Saudi oil is back in the news at the moment following the murder of Jamal Ahmad Khashoggi by the Saudis. Larry Elliot wrote an article arguing we are less dependent on Saudi oil and any bust up over the murder which involved Saudi Arabia cutting of the taps would be ineffective.
But is this true? Its certainly true that every time there is an oil crisis it boosts the alternatives. In the 1970’s two oil crisis’s helped spur an interest in peak oil and renewable energy (mine and many others). Unfortunately President Carter’s huge solar panel programme was cut by Ronald Reagan. Electric cars came onto the market and were killed off by big oil. Nevertheless you can see the roots of where we are in now in what happened then.

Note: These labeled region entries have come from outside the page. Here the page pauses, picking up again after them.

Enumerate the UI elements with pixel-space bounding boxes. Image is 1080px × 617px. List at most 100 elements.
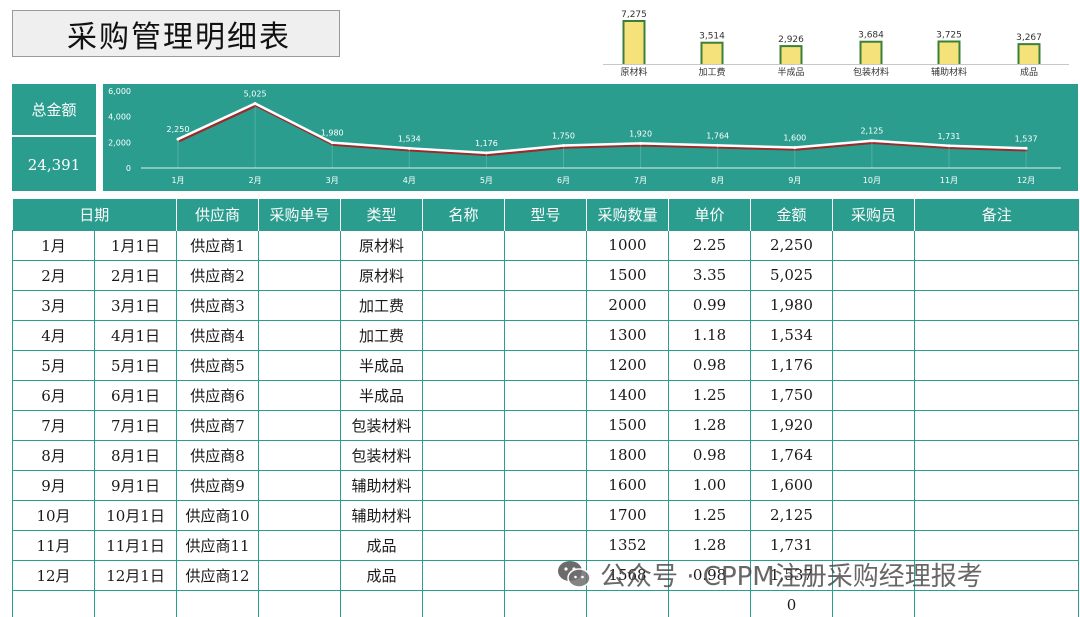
cell-unit-price[interactable]: 0.99 — [668, 289, 752, 321]
cell-buyer[interactable] — [832, 469, 916, 501]
cell-buyer[interactable] — [832, 259, 916, 291]
cell-month[interactable]: 7月 — [12, 409, 95, 441]
cell-model[interactable] — [504, 499, 588, 531]
cell-unit-price[interactable]: 2.25 — [668, 229, 752, 261]
cell-name[interactable] — [422, 559, 506, 591]
cell-date[interactable]: 8月1日 — [93, 439, 178, 471]
cell-remarks[interactable] — [914, 229, 1080, 261]
cell-name[interactable] — [422, 379, 506, 411]
cell-amount[interactable]: 0 — [750, 589, 834, 617]
cell-type[interactable]: 辅助材料 — [340, 499, 424, 531]
cell-buyer[interactable] — [832, 439, 916, 471]
cell-unit-price[interactable]: 1.25 — [668, 379, 752, 411]
cell-quantity[interactable]: 1000 — [586, 229, 670, 261]
cell-model[interactable] — [504, 319, 588, 351]
cell-month[interactable]: 8月 — [12, 439, 95, 471]
cell-supplier[interactable]: 供应商7 — [176, 409, 260, 441]
cell-amount[interactable]: 1,537 — [750, 559, 834, 591]
cell-unit-price[interactable]: 0.98 — [668, 349, 752, 381]
cell-supplier[interactable]: 供应商9 — [176, 469, 260, 501]
cell-remarks[interactable] — [914, 289, 1080, 321]
cell-month[interactable]: 12月 — [12, 559, 95, 591]
cell-supplier[interactable]: 供应商1 — [176, 229, 260, 261]
cell-type[interactable]: 原材料 — [340, 259, 424, 291]
cell-month[interactable]: 10月 — [12, 499, 95, 531]
cell-month[interactable]: 4月 — [12, 319, 95, 351]
cell-order-no[interactable] — [258, 589, 342, 617]
cell-amount[interactable]: 2,125 — [750, 499, 834, 531]
cell-unit-price[interactable]: 1.00 — [668, 469, 752, 501]
cell-month[interactable]: 2月 — [12, 259, 95, 291]
cell-name[interactable] — [422, 229, 506, 261]
cell-order-no[interactable] — [258, 559, 342, 591]
cell-quantity[interactable]: 1352 — [586, 529, 670, 561]
cell-order-no[interactable] — [258, 499, 342, 531]
cell-quantity[interactable]: 1600 — [586, 469, 670, 501]
cell-amount[interactable]: 1,731 — [750, 529, 834, 561]
cell-month[interactable]: 1月 — [12, 229, 95, 261]
cell-model[interactable] — [504, 589, 588, 617]
cell-remarks[interactable] — [914, 409, 1080, 441]
cell-date[interactable]: 10月1日 — [93, 499, 178, 531]
cell-type[interactable]: 加工费 — [340, 289, 424, 321]
cell-buyer[interactable] — [832, 589, 916, 617]
cell-order-no[interactable] — [258, 229, 342, 261]
cell-month[interactable]: 3月 — [12, 289, 95, 321]
cell-date[interactable]: 11月1日 — [93, 529, 178, 561]
cell-name[interactable] — [422, 439, 506, 471]
cell-unit-price[interactable]: 3.35 — [668, 259, 752, 291]
cell-supplier[interactable]: 供应商2 — [176, 259, 260, 291]
cell-order-no[interactable] — [258, 349, 342, 381]
cell-model[interactable] — [504, 439, 588, 471]
cell-supplier[interactable]: 供应商4 — [176, 319, 260, 351]
cell-date[interactable] — [93, 589, 178, 617]
cell-quantity[interactable]: 1568 — [586, 559, 670, 591]
cell-order-no[interactable] — [258, 529, 342, 561]
cell-date[interactable]: 3月1日 — [93, 289, 178, 321]
cell-remarks[interactable] — [914, 439, 1080, 471]
cell-name[interactable] — [422, 319, 506, 351]
cell-model[interactable] — [504, 559, 588, 591]
cell-unit-price[interactable]: 1.28 — [668, 529, 752, 561]
cell-type[interactable]: 半成品 — [340, 349, 424, 381]
cell-amount[interactable]: 1,534 — [750, 319, 834, 351]
cell-unit-price[interactable]: 0.98 — [668, 439, 752, 471]
cell-month[interactable]: 11月 — [12, 529, 95, 561]
cell-remarks[interactable] — [914, 469, 1080, 501]
cell-name[interactable] — [422, 259, 506, 291]
cell-order-no[interactable] — [258, 289, 342, 321]
cell-remarks[interactable] — [914, 319, 1080, 351]
cell-type[interactable]: 原材料 — [340, 229, 424, 261]
cell-amount[interactable]: 2,250 — [750, 229, 834, 261]
cell-supplier[interactable]: 供应商12 — [176, 559, 260, 591]
cell-amount[interactable]: 1,750 — [750, 379, 834, 411]
cell-quantity[interactable]: 1800 — [586, 439, 670, 471]
cell-quantity[interactable]: 1200 — [586, 349, 670, 381]
cell-model[interactable] — [504, 259, 588, 291]
cell-amount[interactable]: 1,920 — [750, 409, 834, 441]
cell-amount[interactable]: 1,600 — [750, 469, 834, 501]
cell-model[interactable] — [504, 229, 588, 261]
cell-buyer[interactable] — [832, 289, 916, 321]
cell-supplier[interactable]: 供应商6 — [176, 379, 260, 411]
cell-unit-price[interactable]: 1.18 — [668, 319, 752, 351]
cell-date[interactable]: 1月1日 — [93, 229, 178, 261]
cell-date[interactable]: 12月1日 — [93, 559, 178, 591]
cell-order-no[interactable] — [258, 409, 342, 441]
cell-name[interactable] — [422, 289, 506, 321]
cell-unit-price[interactable]: 0.98 — [668, 559, 752, 591]
cell-remarks[interactable] — [914, 499, 1080, 531]
cell-amount[interactable]: 1,764 — [750, 439, 834, 471]
cell-model[interactable] — [504, 469, 588, 501]
cell-remarks[interactable] — [914, 559, 1080, 591]
cell-order-no[interactable] — [258, 319, 342, 351]
cell-order-no[interactable] — [258, 469, 342, 501]
cell-type[interactable] — [340, 589, 424, 617]
cell-buyer[interactable] — [832, 499, 916, 531]
cell-supplier[interactable]: 供应商10 — [176, 499, 260, 531]
cell-remarks[interactable] — [914, 379, 1080, 411]
cell-buyer[interactable] — [832, 349, 916, 381]
cell-unit-price[interactable]: 1.28 — [668, 409, 752, 441]
cell-date[interactable]: 4月1日 — [93, 319, 178, 351]
cell-date[interactable]: 2月1日 — [93, 259, 178, 291]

However a glance at the BP Statistical review of World energy shows that the US is using almost 20mbd of oil (still lower than 2007 incidentally) and produces about 13mbd (despite all the fracking hype). This is about 4mbd up from its low point in the conventional oils decline. (Of course people forget that conventional oil fields are still declining in the US and fracked oil has to make for this as well as meet any increase in demand.) If (and its a big if) the Saudis turned off the taps then there would be huge increase in the oil price which as few people has noticed been creeping up. However if they did that they would be harming mainly themselves. The alternatives would be very economically viable and the West would really concentrate on curbing its addiction to oil. However the oil price increase would hit Western economies very hard and probably give us another global banking crisis and crash. For this reason and and also due to arms sales the West will not confront the Saudis. Its strange isn’t that the terrible murder of one man leads to a huge row but what they are doing in Yemen has no effect on our relations.